Of course, that’s a gross simplification, but the general concept itself is pretty simple (and other games that have followed it, like Keyforged, often streamline some of the processes further), and the system allows a lot of blossoming outward.

Think of the core experience and the full experience as two separate elements.

Steve Jackson’s GURPS has a reputation for being complex, and while I’d like to say it’s largely undue I have to confess that I’ve never been able to make it through the full core rulebook without getting burned out, and I used to go through core rulebooks like no tomorrow when I was younger and had more free time.

However, GURPS Lite comes in at about 32 pages, and it’s one of the most easily comprehended rulesets out there because it takes the core experience and condenses it down to just what a player needs to understand the core game.

One of the things that I often see designers do is write from a perspective of knowing their game and put things on paper that don’t make sense to their audience.

I’ve been that designer, too.

One of the frequent pitfalls in game design is taking something a designer has figured out (or at least mostly figured out) and putting it into a form that jots their memory, but doesn’t make itself accessible to others.

A lot of designers have generalized knowledge of how games work that is not immediately applicable to the broader public, and sometimes that knowledge is nuanced and complex. The context that a designer comes from can shape a good deal of how they approach their work, but an asset can become a weakness when it leads them to overlook the necessary steps to get to a game that players can understand.

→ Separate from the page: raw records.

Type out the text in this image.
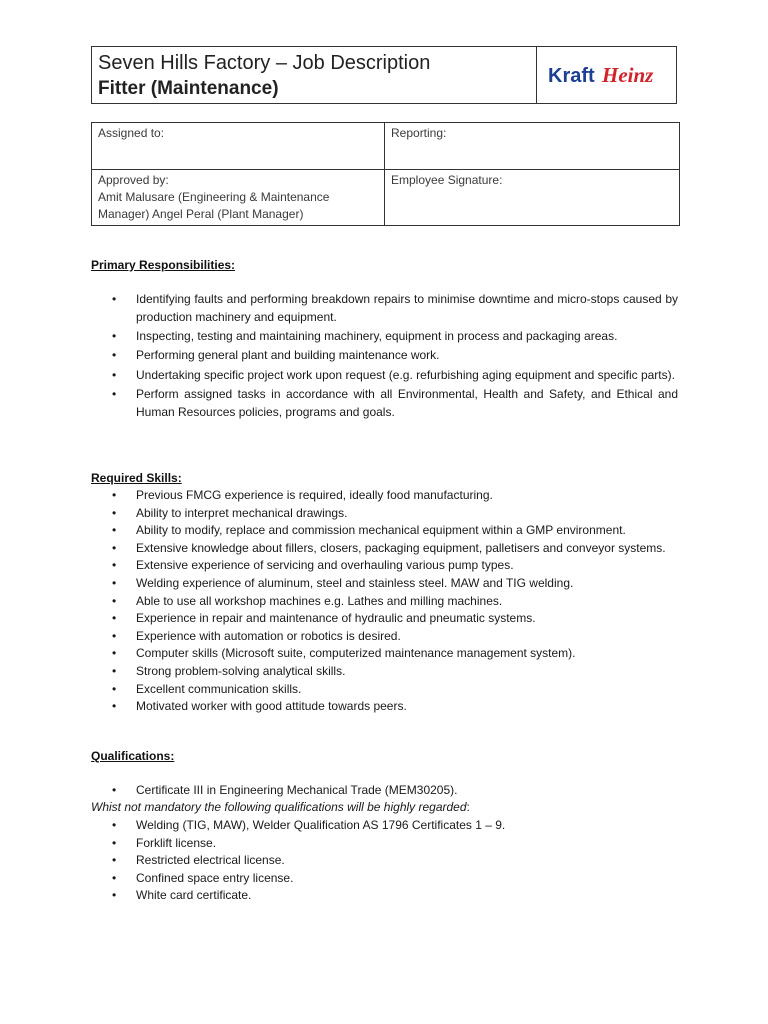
Seven Hills Factory – Job Description
Fitter (Maintenance)
Kraft Heinz
Assigned to:	Reporting:

Approved by:
Amit Malusare (Engineering & Maintenance
Manager) Angel Peral (Plant Manager)	Employee Signature:
Primary Responsibilities:
• Identifying faults and performing breakdown repairs to minimise downtime and micro-stops caused by production machinery and equipment.
• Inspecting, testing and maintaining machinery, equipment in process and packaging areas.
• Performing general plant and building maintenance work.
• Undertaking specific project work upon request (e.g. refurbishing aging equipment and specific parts).
• Perform assigned tasks in accordance with all Environmental, Health and Safety, and Ethical and Human Resources policies, programs and goals.
Required Skills:
• Previous FMCG experience is required, ideally food manufacturing.
• Ability to interpret mechanical drawings.
• Ability to modify, replace and commission mechanical equipment within a GMP environment.
• Extensive knowledge about fillers, closers, packaging equipment, palletisers and conveyor systems.
• Extensive experience of servicing and overhauling various pump types.
• Welding experience of aluminum, steel and stainless steel. MAW and TIG welding.
• Able to use all workshop machines e.g. Lathes and milling machines.
• Experience in repair and maintenance of hydraulic and pneumatic systems.
• Experience with automation or robotics is desired.
• Computer skills (Microsoft suite, computerized maintenance management system).
• Strong problem-solving analytical skills.
• Excellent communication skills.
• Motivated worker with good attitude towards peers.
Qualifications:
• Certificate III in Engineering Mechanical Trade (MEM30205).
Whist not mandatory the following qualifications will be highly regarded:
• Welding (TIG, MAW), Welder Qualification AS 1796 Certificates 1 – 9.
• Forklift license.
• Restricted electrical license.
• Confined space entry license.
• White card certificate.
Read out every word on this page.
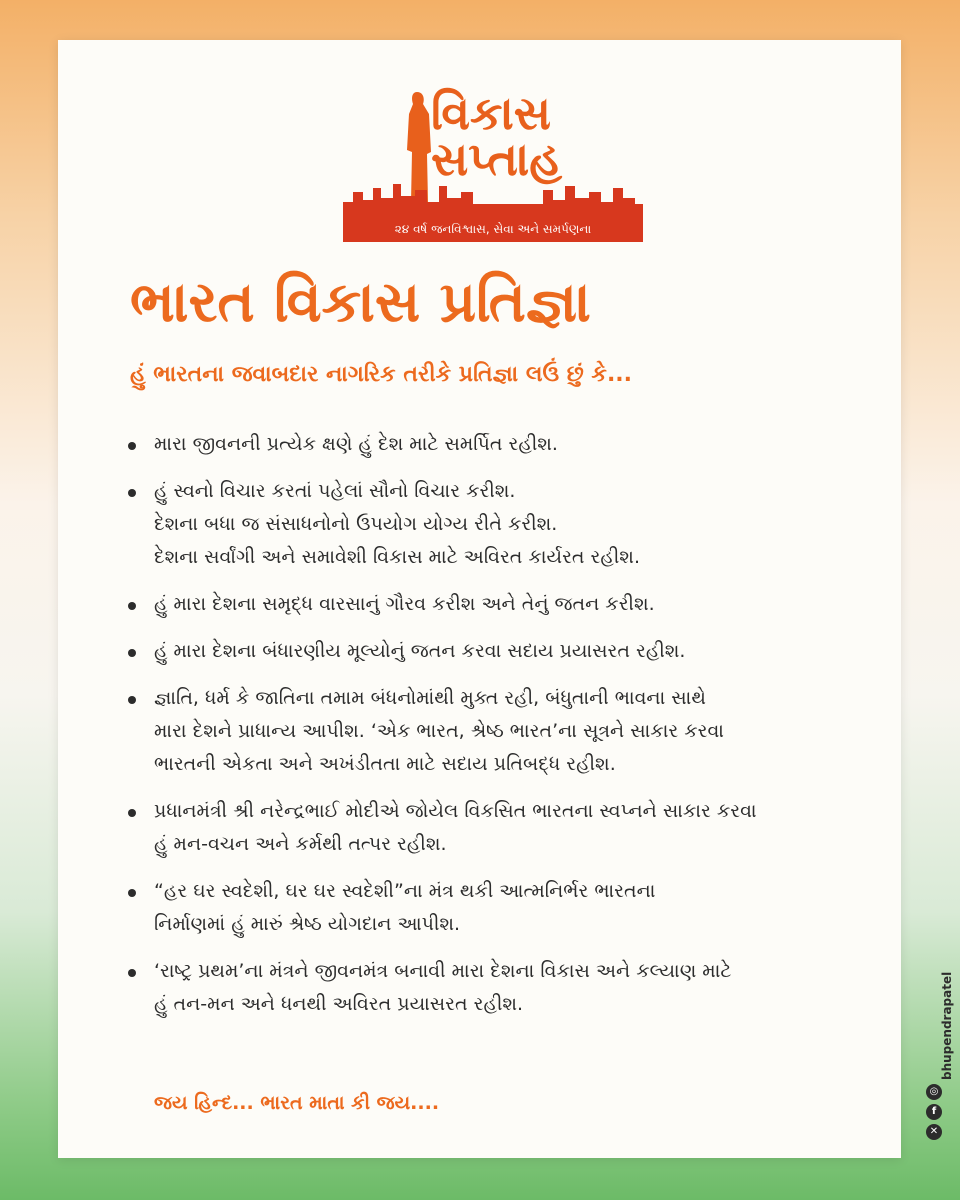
વિકાસ
સપ્તાહ
૨૪ વર્ષ જનવિશ્વાસ, સેવા અને સમર્પણના
ભારત વિકાસ પ્રતિજ્ઞા
હું ભારતના જવાબદાર નાગરિક તરીકે પ્રતિજ્ઞા લઉં છું કે...
મારા જીવનની પ્રત્યેક ક્ષણે હું દેશ માટે સમર્પિત રહીશ.
હું સ્વનો વિચાર કરતાં પહેલાં સૌનો વિચાર કરીશ.
દેશના બધા જ સંસાધનોનો ઉપયોગ યોગ્ય રીતે કરીશ.
દેશના સર્વાંગી અને સમાવેશી વિકાસ માટે અવિરત કાર્યરત રહીશ.
હું મારા દેશના સમૃદ્ધ વારસાનું ગૌરવ કરીશ અને તેનું જતન કરીશ.
હું મારા દેશના બંધારણીય મૂલ્યોનું જતન કરવા સદાય પ્રયાસરત રહીશ.
જ્ઞાતિ, ધર્મ કે જાતિના તમામ બંધનોમાંથી મુક્ત રહી, બંધુતાની ભાવના સાથે
મારા દેશને પ્રાધાન્ય આપીશ. ‘એક ભારત, શ્રેષ્ઠ ભારત’ના સૂત્રને સાકાર કરવા
ભારતની એકતા અને અખંડીતતા માટે સદાય પ્રતિબદ્ધ રહીશ.
પ્રધાનમંત્રી શ્રી નરેન્દ્રભાઈ મોદીએ જોયેલ વિકસિત ભારતના સ્વપ્નને સાકાર કરવા
હું મન-વચન અને કર્મથી તત્પર રહીશ.
“હર ઘર સ્વદેશી, ઘર ઘર સ્વદેશી”ના મંત્ર થકી આત્મનિર્ભર ભારતના
નિર્માણમાં હું મારું શ્રેષ્ઠ યોગદાન આપીશ.
‘રાષ્ટ્ર પ્રથમ’ના મંત્રને જીવનમંત્ર બનાવી મારા દેશના વિકાસ અને કલ્યાણ માટે
હું તન-મન અને ધનથી અવિરત પ્રયાસરત રહીશ.
જય હિન્દ... ભારત માતા કી જય....
bhupendrapatel
◎
f
✕
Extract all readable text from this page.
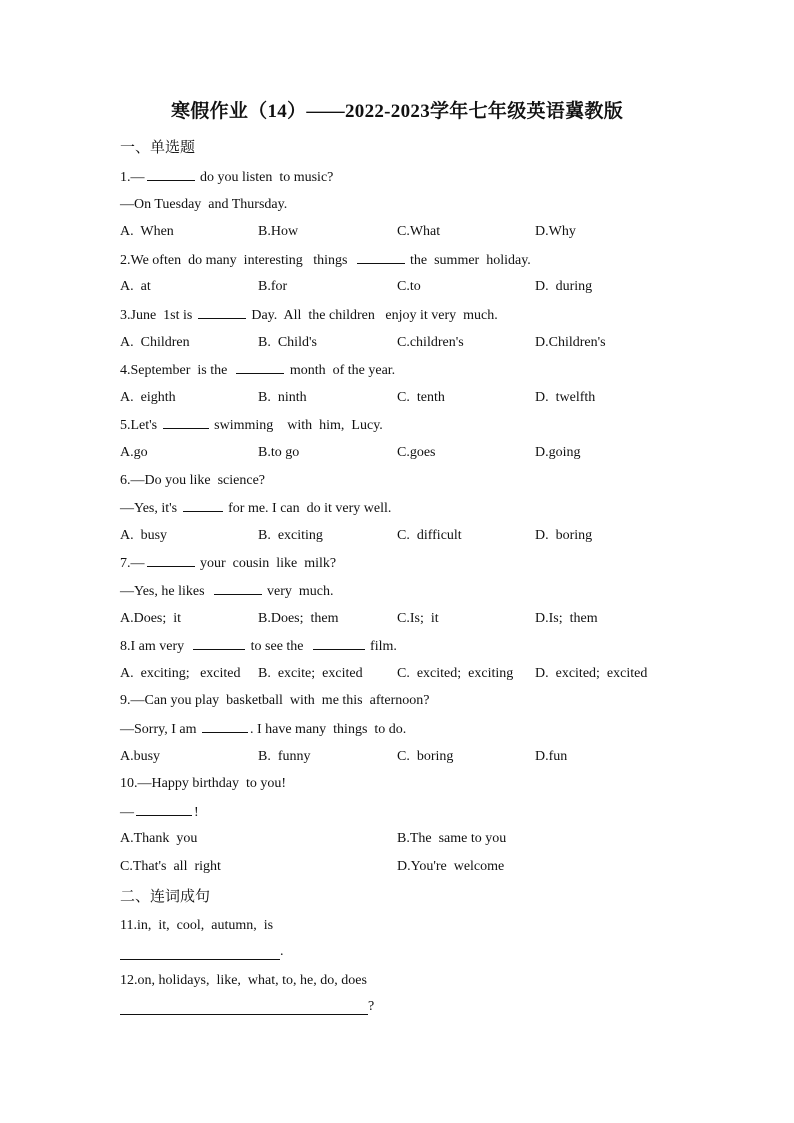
寒假作业（14）——2022-2023学年七年级英语冀教版
一、单选题
1.—	do you listen  to music?
—On Tuesday  and Thursday.
A.  When	B.How	C.What	D.Why
2.We often  do many  interesting   things	the  summer  holiday.
A.  at	B.for	C.to	D.  during
3.June  1st is	Day.  All  the children   enjoy it very  much.
A.  Children	B.  Child's	C.children's	D.Children's
4.September  is the	month  of the year.
A.  eighth	B.  ninth	C.  tenth	D.  twelfth
5.Let's	swimming    with  him,  Lucy.
A.go	B.to go	C.goes	D.going
6.—Do you like  science?
—Yes, it's	for me. I can  do it very well.
A.  busy	B.  exciting	C.  difficult	D.  boring
7.—	your  cousin  like  milk?
—Yes, he likes	very  much.
A.Does;  it	B.Does;  them	C.Is;  it	D.Is;  them
8.I am very	to see the	film.
A.  exciting;   excited B.  excite;  excited C.  excited;  exciting D.  excited;  excited
9.—Can you play  basketball  with  me this  afternoon?
—Sorry, I am	. I have many  things  to do.
A.busy	B.  funny	C.  boring	D.fun
10.—Happy birthday  to you!
—	!
A.Thank  you	B.The  same to you
C.That's  all  right	D.You're  welcome
二、连词成句
11.in,  it,  cool,  autumn,  is
.
12.on, holidays,  like,  what, to, he, do, does
?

Ultimately, the way to do this is dependent on a bunch of different factors and the type of game you’re creating, but I’ll leave you with one simple piece of advice.

If it needs a diagram, get rid of it.

If you can make a diagram of it, make that flowchart available to players somehow.

Closing Thoughts

A good game gets people talking, but a great game gets people playing.

The number one job of a designer is to make a game playable and appealing, and if you want to design a game the first step to that is making sure that people can learn to play it.

Think about the core essence of your game, and present it in multiple ways. Design the play experience so that rules are reinforced during play, and that there is a generalized principle between the rules that gives players fresh perspectives on each rule as they interact together.